Purpose: This multicenter randomized controlled trial investigates the efficacy of sustained-release oxycodone/naloxone on severe pain in patients with Parkinson’s disease.
Background
Pain is a common phenomenon in patients with PD. To date, few studies have examined drug effects in Parkinson’s-associated pain. Opiates may be effective here, but they also have peripheral side effects that can lead to further impairment, so a combination with naloxone is likely to be better tolerated.
Patients and methods
The randomized controlled multicenter phase II trial enrolled 202 patients with advanced PD and a pain score of at least 6 (0-10) on the numeric rating scale (NRS) in 47 European centers. The primary outcome criterion was the mean score on the NRS over one week after 16 weeks of treatment. The combination medication of sustained-release oxycodone/naloxone could be increased from 5/2.5 mg to 20/10 mg 2×/d.
Results
Eighty-eight patients were evaluated in the verum group and 106 patients in the placebo group. Pain ratings did not differ significantly at a difference of 0.6 in favor of the verum (p=0.058). This difference became significant in patients who completed the protocol and at the study time points of four, eight, and 12 weeks (exploratory testing). In particular, patients with nocturnal or musculoskeletal pain showed a good response. Adverse events occurred equally infrequently in both groups. However, the rate of patients experiencing nausea and constipation was significantly higher in the verum group (17% vs. 9% and 17% vs. 6%, respectively). Here, total discontinuation rates were also higher, whereas in the placebo group, discontinuation rates were higher due to the lack of treatment effect.
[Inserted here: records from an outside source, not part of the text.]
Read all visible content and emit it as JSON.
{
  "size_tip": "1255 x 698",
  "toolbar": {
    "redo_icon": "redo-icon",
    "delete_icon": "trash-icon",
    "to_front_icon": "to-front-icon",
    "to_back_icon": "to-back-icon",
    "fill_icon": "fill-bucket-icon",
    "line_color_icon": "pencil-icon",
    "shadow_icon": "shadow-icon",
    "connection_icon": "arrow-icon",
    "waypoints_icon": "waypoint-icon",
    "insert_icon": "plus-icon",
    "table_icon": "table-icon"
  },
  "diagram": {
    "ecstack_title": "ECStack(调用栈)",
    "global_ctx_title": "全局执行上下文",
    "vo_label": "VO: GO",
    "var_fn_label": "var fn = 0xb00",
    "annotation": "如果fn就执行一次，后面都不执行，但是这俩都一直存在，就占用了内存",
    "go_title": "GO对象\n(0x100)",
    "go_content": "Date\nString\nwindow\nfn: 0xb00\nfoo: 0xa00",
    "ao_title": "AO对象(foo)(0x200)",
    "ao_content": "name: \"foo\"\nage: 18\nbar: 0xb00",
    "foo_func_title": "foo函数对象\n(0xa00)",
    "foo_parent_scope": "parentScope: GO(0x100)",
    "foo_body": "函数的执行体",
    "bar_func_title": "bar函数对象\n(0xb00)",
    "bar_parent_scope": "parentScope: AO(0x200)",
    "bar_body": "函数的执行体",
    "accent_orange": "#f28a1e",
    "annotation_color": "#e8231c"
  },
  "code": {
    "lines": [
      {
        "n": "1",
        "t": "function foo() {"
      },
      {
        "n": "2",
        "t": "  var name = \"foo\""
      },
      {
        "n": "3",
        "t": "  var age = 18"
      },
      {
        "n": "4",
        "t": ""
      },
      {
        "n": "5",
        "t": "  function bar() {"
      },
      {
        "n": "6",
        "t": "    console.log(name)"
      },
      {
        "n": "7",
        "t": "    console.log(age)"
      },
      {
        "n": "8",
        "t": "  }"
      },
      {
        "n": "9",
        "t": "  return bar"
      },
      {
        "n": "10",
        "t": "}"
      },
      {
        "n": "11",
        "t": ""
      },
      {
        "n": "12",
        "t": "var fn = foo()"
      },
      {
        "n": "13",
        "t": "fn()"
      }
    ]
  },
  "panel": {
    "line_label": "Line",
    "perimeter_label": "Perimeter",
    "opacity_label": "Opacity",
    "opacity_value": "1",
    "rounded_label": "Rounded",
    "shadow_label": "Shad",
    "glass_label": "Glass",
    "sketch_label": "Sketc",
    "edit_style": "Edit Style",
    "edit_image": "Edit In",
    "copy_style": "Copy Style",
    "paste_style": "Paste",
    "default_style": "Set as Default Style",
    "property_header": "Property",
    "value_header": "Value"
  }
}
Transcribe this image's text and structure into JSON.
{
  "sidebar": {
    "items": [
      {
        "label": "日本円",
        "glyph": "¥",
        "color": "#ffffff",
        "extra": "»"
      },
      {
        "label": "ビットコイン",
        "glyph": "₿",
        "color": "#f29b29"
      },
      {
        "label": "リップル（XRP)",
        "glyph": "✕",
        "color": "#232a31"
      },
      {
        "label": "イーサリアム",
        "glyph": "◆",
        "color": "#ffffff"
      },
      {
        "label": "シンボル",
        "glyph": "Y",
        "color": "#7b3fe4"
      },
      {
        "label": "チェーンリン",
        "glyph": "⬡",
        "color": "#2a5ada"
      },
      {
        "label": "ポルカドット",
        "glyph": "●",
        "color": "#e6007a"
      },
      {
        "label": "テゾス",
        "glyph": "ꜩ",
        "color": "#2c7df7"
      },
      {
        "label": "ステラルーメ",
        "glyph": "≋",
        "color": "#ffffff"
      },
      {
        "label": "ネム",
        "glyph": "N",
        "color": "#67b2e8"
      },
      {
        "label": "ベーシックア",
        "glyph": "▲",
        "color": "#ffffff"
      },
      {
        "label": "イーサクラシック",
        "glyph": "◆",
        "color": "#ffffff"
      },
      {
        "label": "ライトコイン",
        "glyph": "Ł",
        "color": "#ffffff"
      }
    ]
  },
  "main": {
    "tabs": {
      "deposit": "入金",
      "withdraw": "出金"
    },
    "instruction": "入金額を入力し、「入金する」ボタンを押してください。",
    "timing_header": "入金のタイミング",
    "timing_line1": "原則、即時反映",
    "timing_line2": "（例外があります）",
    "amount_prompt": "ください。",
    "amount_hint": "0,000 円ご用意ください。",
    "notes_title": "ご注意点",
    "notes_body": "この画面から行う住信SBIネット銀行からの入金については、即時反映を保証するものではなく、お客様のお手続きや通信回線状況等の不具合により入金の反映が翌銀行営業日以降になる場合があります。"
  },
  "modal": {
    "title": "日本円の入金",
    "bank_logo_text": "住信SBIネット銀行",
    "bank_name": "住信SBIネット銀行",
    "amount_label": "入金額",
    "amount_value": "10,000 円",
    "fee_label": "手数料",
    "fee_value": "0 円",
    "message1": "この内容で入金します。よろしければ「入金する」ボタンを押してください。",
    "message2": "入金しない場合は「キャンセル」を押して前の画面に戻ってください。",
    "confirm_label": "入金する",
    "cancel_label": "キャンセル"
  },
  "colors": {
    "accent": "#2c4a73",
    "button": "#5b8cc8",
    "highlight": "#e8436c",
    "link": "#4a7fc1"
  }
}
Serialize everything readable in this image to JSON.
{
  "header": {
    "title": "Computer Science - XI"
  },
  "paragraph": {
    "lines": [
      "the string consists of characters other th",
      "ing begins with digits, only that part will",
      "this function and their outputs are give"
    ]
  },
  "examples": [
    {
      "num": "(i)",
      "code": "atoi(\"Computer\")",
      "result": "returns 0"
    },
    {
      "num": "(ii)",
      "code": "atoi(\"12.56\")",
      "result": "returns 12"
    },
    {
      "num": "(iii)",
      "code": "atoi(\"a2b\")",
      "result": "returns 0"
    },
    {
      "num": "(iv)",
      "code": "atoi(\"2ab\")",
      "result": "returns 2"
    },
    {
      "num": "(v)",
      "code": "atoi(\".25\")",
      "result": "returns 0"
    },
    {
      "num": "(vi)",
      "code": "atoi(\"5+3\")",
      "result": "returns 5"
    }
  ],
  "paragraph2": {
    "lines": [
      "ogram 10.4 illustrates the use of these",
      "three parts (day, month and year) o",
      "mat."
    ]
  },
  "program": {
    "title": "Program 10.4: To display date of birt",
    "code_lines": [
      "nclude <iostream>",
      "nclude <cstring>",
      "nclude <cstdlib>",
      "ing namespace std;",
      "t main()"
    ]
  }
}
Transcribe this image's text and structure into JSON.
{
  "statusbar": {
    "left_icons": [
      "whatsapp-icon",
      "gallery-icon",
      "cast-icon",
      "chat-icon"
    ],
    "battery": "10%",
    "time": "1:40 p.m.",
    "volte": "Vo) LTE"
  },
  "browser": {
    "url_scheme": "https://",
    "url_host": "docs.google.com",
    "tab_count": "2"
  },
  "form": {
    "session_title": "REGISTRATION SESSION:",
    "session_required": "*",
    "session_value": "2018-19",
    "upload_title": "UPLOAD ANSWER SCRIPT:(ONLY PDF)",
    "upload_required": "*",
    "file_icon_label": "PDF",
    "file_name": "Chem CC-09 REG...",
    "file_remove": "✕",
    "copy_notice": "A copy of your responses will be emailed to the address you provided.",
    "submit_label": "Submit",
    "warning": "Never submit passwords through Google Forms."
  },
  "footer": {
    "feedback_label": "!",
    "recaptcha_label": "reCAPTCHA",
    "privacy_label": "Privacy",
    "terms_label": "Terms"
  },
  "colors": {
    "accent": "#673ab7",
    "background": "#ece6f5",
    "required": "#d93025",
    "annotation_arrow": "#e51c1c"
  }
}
Conclusions of the authors
The primary endpoint was missed. However, at the other time points collected and in the group of patients who completed the study, the study found a positive effect of combination therapy of an opiate with an opiate antagonist on pain in PD – this with good tolerability. Exclusion of patients with high dopaminergic demand medication (>300 mg L-dopa) and milder pain affected the study results. In addition, only a daily dose of 40/20 mg was approved. The authors emphasize the importance of this first larger study and hold out the prospect of further research.
Comment
Before starting the therapy of pain in PD, the correct diagnosis of the pain and especially the question whether an improvement can be achieved by optimizing motor complications are important. With regard to central pain, a study on duloxetine is already available. The agonist rotigotine has also been shown to have pain therapeutic effects by influencing sleep and motor function. Oxycodone in combination with naloxone is a complementary therapeutic option for the treatment of musculoskeletal and nocturnal severe pain with overall satisfactory tolerability in Parkinson’s disease (PD) when better medication control of motor symptoms is not possible. Because the therapeutic effect was relatively small at this low dose, further studies are needed at higher doses and in patients with low pain and in patients with optimized therapy.
InFo NEUROLOGY & PSYCHIATRY 2016; 14(1): 19.